Day three is not how it went.
Day three is possible because of a thing my COO, Kemis Hancock, built. She earned the first black belt in our Claude Belt program about a month after we launched it, and the project she built to earn it was the onboarding itself. A new person now sits down with a Claude project that walks them through the actual job, carries them through the first hard days, prompts a short daily reflection they talk through with their manager, and sends the team a note at the end of each day so everyone can see the new person’s wins. The first thing the program ever produced at its highest level was the machine that makes the next person fast.
The Belt program isn’t a course. We never sat anyone down to teach them how to use Claude. People learn Claude by using Claude on real work, and they earn belts — actual karate belts, in colors — as they go. Learn by doing, do by learning.

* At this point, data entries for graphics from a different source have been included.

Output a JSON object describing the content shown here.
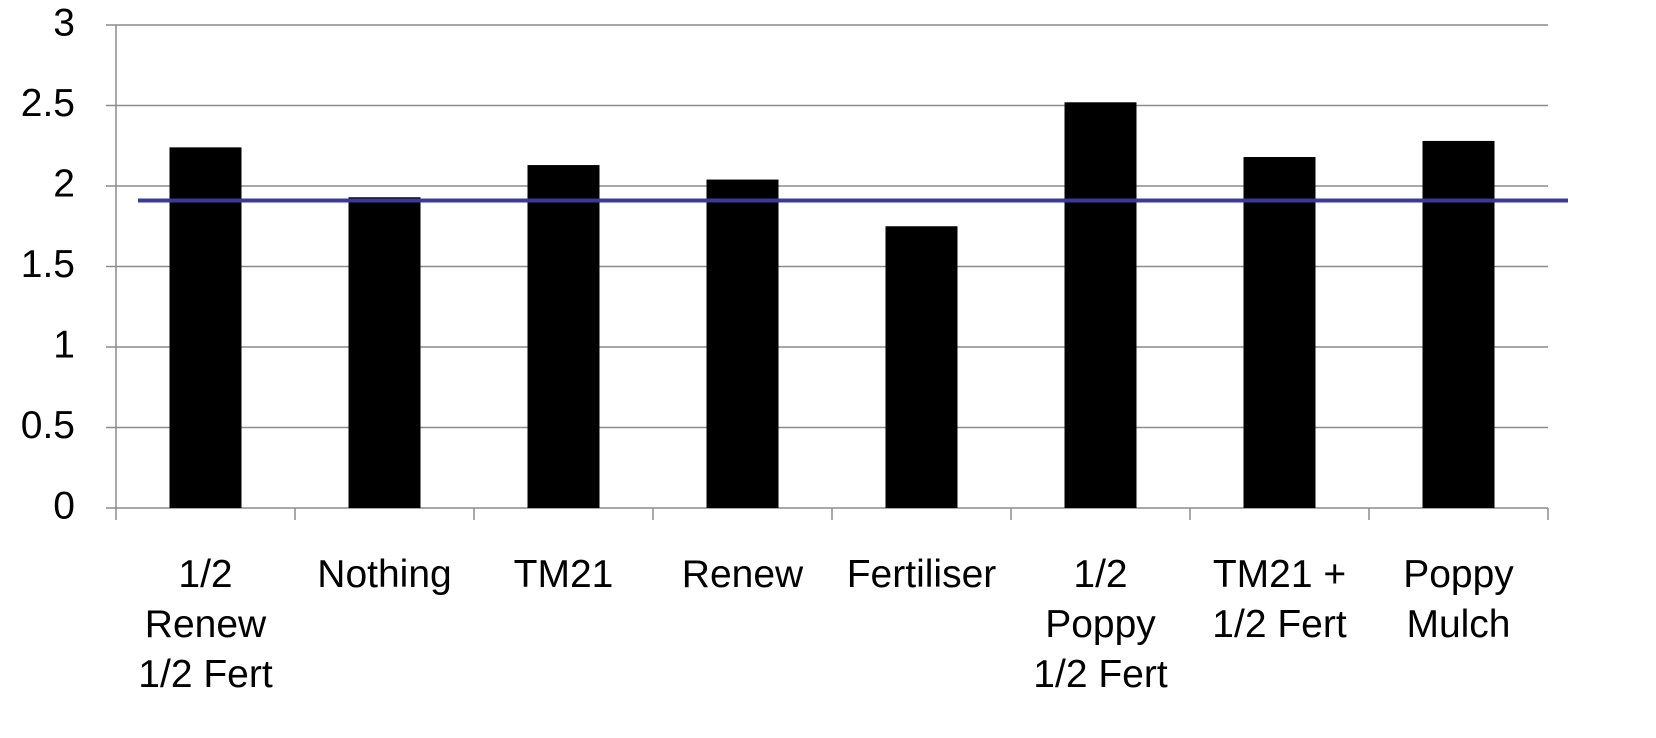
{
  "chart_data": {
    "type": "bar",
    "categories": [
      "1/2\nRenew\n1/2 Fert",
      "Nothing",
      "TM21",
      "Renew",
      "Fertiliser",
      "1/2\nPoppy\n1/2 Fert",
      "TM21 +\n1/2 Fert",
      "Poppy\nMulch"
    ],
    "values": [
      2.24,
      1.93,
      2.13,
      2.04,
      1.75,
      2.52,
      2.18,
      2.28
    ],
    "color": "#000000",
    "ylim": [
      0,
      3
    ],
    "yticks": [
      0,
      0.5,
      1,
      1.5,
      2,
      2.5,
      3
    ],
    "grid": true,
    "reference_line": {
      "value": 1.91,
      "color": "#3a3a9c"
    }
  }
}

When people ask what “going all in on AI” means at a company like ours, they expect an answer about efficiency. It isn’t that. The thing that quietly slows a company down isn’t the work — it’s the gap between the person who knows and the person who doesn’t. I don’t know. Ask Eric. Ask Cooley. Every one of those sentences is a small wait, and the waits pile up into a company where the knowledge lives in a few heads and everyone else lines up outside them. What we’re actually building is a place where a new person can reach the whole company’s knowledge on day three instead of year three — and where the work they do then goes back in, so the next person starts a little smarter than they did. The company gets smarter as a property of how it’s built, not as a function of who we happened to hire.
That last part is the answer to the question I started with.
Because Best Workplaces is a staff survey. The people at the top can’t fill it out. It measures what the team says about the place when nobody from the C-suite is in the room. One year, you can tell yourself you caught a good week. Last year we were the only Hawaii company on the list — flattering, easy to wave off as a fluke. So were we this year. Two years is harder to wave off.
And here’s the only nod I’ll make to something the people who know us already know: the team that earned this the first time and the team that earned it this year are not entirely the same team. The list doesn’t measure individuals. It measures whether the thing those individuals walk into is built to hold. Twice now, it has.
That’s what day three actually is. Not a productivity stat. It’s the proof the thing holds — that a person can walk in cold and the company can make them whole, fast, because we finally built it to. I didn’t know that for certain until the second time. Now I do.